Our best model is a Stacking ensemble. The stacked models include:
- a model using the TF-IDF features
- a model using word2vec embeddings
- a model using BERT with a softmax classification layer
- a model combining polarity and subjectivity features
- readability features
- lexical features
- emotions features
All models except the one using BERT are Logistic regressions.
Bert was trained for 3 epoches and was plugged alongside our other hand-crafted features. For our meta-learning model we have also used Logistic Regression. The input of the meta model when training is prediction probabilities of all the base models and the respective gold labels. You can see the ensemble in
We use Confusion Matrix based metrics like Accuracy, Precision, Recall and, F1 score.
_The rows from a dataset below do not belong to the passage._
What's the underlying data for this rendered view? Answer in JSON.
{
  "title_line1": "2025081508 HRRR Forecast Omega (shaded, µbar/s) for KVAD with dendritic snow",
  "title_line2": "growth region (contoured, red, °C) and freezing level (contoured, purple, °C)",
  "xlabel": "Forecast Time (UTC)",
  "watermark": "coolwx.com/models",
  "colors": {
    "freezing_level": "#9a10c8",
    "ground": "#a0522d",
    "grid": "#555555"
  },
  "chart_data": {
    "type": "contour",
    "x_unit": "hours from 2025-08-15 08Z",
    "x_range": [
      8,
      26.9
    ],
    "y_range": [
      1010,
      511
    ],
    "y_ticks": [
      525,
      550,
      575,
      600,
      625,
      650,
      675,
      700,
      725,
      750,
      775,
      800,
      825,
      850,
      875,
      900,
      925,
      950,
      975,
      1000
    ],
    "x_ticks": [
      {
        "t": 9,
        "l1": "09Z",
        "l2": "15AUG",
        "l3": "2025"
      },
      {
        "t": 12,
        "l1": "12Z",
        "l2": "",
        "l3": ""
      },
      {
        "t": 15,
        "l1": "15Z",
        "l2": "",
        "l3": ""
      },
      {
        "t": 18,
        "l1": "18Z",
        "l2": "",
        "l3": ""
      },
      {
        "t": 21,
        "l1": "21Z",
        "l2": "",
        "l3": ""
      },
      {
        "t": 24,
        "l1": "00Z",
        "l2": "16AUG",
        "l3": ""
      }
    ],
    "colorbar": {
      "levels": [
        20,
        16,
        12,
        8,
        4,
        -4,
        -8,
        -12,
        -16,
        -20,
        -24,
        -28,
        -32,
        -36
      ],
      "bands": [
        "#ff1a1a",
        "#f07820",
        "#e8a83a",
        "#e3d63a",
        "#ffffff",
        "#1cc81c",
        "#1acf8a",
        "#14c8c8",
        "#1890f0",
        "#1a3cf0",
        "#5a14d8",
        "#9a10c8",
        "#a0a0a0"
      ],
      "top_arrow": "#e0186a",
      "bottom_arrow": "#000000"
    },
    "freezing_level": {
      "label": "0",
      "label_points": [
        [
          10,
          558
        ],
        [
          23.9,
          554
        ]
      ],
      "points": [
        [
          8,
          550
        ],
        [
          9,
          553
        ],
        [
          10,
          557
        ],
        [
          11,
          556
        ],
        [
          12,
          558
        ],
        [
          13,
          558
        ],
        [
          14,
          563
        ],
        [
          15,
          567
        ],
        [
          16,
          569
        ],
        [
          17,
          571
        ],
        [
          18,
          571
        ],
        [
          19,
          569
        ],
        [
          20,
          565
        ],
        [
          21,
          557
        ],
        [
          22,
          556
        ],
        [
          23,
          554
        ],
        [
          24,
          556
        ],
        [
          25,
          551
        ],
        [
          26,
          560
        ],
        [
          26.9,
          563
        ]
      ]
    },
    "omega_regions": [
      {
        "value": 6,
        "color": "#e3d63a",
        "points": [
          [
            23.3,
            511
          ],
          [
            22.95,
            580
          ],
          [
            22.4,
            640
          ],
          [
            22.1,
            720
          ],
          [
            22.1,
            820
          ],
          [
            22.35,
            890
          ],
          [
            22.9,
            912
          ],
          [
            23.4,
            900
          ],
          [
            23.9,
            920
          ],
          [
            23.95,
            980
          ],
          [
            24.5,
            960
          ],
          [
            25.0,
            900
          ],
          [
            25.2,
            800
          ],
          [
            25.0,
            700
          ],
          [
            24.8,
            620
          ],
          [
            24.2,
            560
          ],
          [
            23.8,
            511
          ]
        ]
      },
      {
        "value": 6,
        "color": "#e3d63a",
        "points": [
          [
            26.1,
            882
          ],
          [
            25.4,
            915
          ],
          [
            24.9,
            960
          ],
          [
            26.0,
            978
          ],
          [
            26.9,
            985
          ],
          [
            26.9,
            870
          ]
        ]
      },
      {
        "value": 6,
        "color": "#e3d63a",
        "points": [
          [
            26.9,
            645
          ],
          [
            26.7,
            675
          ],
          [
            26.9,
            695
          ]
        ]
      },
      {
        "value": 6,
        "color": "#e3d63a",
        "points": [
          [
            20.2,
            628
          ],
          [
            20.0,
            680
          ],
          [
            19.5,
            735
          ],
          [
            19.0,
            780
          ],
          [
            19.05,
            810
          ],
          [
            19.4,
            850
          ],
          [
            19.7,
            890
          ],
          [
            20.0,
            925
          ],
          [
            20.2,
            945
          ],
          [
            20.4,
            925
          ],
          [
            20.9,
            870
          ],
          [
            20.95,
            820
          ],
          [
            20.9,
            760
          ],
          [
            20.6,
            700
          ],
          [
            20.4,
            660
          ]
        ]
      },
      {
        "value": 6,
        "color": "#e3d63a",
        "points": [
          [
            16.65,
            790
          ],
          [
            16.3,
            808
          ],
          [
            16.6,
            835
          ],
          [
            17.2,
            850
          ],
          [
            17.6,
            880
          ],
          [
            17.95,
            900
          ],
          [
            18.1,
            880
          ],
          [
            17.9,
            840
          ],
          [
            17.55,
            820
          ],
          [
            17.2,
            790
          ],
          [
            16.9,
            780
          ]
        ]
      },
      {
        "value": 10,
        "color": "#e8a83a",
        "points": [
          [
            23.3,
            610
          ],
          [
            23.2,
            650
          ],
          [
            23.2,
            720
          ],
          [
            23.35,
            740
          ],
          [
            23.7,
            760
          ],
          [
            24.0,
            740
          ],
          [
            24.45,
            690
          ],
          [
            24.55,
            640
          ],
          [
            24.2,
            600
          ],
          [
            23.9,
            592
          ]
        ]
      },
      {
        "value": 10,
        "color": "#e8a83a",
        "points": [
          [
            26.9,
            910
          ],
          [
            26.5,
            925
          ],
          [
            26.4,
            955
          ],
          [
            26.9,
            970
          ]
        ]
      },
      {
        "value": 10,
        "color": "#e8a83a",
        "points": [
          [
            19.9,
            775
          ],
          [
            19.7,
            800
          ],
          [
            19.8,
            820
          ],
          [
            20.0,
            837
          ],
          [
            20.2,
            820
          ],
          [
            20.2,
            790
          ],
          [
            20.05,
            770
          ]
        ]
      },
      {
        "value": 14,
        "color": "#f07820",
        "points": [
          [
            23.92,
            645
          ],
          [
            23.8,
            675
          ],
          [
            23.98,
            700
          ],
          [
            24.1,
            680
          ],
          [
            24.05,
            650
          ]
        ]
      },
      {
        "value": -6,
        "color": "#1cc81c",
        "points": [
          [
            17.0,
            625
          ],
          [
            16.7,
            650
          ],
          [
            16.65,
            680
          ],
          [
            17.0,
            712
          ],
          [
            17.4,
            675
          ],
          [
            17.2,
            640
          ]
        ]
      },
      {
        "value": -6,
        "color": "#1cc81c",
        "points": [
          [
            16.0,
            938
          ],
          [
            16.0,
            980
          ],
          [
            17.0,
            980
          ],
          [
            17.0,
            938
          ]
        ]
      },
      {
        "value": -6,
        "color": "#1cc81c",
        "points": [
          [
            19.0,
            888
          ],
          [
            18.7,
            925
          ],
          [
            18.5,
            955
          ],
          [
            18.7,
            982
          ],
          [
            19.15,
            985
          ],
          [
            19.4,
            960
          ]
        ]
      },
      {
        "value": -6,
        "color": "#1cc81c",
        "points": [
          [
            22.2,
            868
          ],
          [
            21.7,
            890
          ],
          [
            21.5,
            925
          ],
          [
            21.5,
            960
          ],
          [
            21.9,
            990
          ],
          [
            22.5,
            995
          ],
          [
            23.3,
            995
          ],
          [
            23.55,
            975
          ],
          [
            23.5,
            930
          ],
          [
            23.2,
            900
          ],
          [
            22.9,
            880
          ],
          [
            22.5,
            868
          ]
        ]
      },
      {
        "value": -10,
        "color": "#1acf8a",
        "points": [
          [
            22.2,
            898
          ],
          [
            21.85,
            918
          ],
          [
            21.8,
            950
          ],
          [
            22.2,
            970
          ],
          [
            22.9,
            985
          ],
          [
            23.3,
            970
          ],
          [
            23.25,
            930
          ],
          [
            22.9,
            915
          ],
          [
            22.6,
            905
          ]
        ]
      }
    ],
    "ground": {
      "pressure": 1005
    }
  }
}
BERT acquired F1 0.59 for the DEV set.
The following table shows the standalone performance of the base models on our validation set. All of the models used Logistic Regression classifier with l2 penalty and inverse regularization C=0.8.
Train set size: 11380
Validation set size: 2807
|Subjectivity and polarity||.5996||.2977||.4574||.3606|
Our proposed solution depends on several external resources:
- Emotion features are extracted from IBM Watson Natural Language Understanding API. You need to have an IBM Cloud account with a NLU project. Instructions on the required configuration can be found in the repository README.md
- We use pretrained word2vec embeddings from GoogleNews-vectors
- We use several nltk corpora for stopwords, POS tagging and WordNet
Topic Modelling is a technique which would help us to identify if the topic inside an article sentence changes from one to another, in order to detect introduction of irrelevant material. This would help us to identify the Red Herring propaganda technique.
Sentence location inside article
If we had more time, we would investigate if propaganda sentences occurred in specific locations in the article, e.g. in the beginning, middle or the end.